For their newest album, The Color Wheel, Doria and DeNardo have expanded the Growing sound to encompass even more: now, discord and rhythm join the Edenic shimmerblasts and underlying thrum of their past work. If Growing is an entity, The Color Wheel is the sound of it in adolescence: the bucolic innocence of childhood mostly lost, replaced by awkwardness, dark intimations of mortality and, of course, new joys. Adolescence is beyond volition—it just happens, whether or not you want it to—and Growing’s growth seems to have happened in the same way: the band’s sound has unfolded in ways its makers didn’t contrive or foresee, yet nonetheless accept.
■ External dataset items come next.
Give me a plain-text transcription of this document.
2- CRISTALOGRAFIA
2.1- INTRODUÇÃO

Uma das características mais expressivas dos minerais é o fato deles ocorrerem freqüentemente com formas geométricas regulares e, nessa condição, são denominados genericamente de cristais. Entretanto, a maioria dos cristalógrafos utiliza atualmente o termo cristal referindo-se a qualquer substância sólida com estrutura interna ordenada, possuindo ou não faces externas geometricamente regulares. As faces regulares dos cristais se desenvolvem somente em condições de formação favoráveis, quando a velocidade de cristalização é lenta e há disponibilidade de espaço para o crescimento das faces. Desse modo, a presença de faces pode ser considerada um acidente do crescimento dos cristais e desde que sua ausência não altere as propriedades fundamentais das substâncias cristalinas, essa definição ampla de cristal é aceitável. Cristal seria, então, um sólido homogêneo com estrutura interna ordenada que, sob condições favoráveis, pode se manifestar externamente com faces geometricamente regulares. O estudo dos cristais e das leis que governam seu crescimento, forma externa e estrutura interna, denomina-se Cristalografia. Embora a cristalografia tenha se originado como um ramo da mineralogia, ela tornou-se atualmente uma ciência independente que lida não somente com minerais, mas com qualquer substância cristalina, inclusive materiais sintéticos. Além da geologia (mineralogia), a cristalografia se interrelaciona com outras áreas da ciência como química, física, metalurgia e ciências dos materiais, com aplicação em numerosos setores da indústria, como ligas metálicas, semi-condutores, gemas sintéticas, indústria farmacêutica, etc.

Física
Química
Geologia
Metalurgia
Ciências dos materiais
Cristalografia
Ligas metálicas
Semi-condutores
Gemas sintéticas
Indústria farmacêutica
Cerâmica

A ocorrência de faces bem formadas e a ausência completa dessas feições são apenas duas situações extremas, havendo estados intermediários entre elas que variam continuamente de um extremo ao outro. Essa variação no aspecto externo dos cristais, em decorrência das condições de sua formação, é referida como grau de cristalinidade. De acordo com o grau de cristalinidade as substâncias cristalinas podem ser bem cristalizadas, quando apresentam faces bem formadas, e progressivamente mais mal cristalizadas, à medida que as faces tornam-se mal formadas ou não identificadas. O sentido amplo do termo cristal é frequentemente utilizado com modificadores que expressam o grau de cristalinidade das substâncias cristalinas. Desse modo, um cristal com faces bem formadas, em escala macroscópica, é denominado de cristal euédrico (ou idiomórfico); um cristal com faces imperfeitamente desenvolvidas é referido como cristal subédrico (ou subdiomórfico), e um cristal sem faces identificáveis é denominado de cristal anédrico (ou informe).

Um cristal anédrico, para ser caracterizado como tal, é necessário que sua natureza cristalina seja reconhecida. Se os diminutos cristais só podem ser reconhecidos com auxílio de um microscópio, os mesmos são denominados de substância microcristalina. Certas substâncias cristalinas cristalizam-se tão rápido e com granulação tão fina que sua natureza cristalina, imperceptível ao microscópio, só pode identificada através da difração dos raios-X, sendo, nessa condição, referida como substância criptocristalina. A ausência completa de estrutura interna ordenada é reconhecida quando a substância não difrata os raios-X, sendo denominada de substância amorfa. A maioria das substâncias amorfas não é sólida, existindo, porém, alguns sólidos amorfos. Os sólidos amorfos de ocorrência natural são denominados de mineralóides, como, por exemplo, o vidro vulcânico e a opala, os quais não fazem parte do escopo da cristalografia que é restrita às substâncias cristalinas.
Speaking with DeNardo and Doria is not unlike listening to Growing: it ain’t gonna work if you’re in a hurry, and the less you pry for insight, the more revelations are likely to come. Then again, these guys are don’t confine the big slowdown to their guitarwork. They do everything slowly, including going though college (Doria: “Took me seven years and I’m not even a doctor!”).
“We’re not very conscious guys,” says DeNardo. “Like, we’re not very aware of ourselves. We just kind of…float. We don’t articulate ourselves all that well. We don’t talk to each other much about this stuff; we don’t line everything up like ‘Okay this is the idea: I’m thinking about the French Alps right now, I spent time in the caves, we can make some music like…’
“We don’t do that. It’s just all kind of melts and flows together.”
* * * * *
Growing was birthed in Olympia, Washington. For two years—or maybe three years, no one’s really sure—DeNardo and Doria lived in a house with Joe Preston, a legendary musician with arguably the heaviest resume in guitar history, one that includes work with early Earth, mid-‘90s Melvins, White1/2-era Sunn0))) and now, High On Fire (which features an ex-member of Sleep), as well as his own one-man noise-drone-riff unit, Thrones.
“For the most part it was really just mellow times,” says Kevin Doria. “We played video games, went to Taco Bell…just hung out for the most part. He never practiced, not once. Okay, I think he did once when no one was around, for like 15 minutes. I guess he just didn’t like the way it sounded in the basement.” DeNardo and Doria didn’t mind the basement sound.
“Before Growing, we had a little tape thing called 1,000 A.D.,” says Doria. “It started out as Joe [DeNardo] and me fucking around in the basement: a lot more riffage, no drums or anything, just guitars and bass, really long tedious parts that went on for hours. We were simultaneously doing this other band called Black Man White Man Dead Man which, when it started was more hardcore stuff: fast, loud. As time went on, it evolved into slower heavier jams. Finally we realized that having two bands comprised of the same members was really stupid, so whatever, let’s just have one band. The writing didn’t dramatically change as far as the songs were concerned, but everything did get slower. I’m not particularly good at playing fast, or playing parts even—that had something to do with us getting slower—but also, we just kind of got bored playing hardcore. We got older. It was natural.”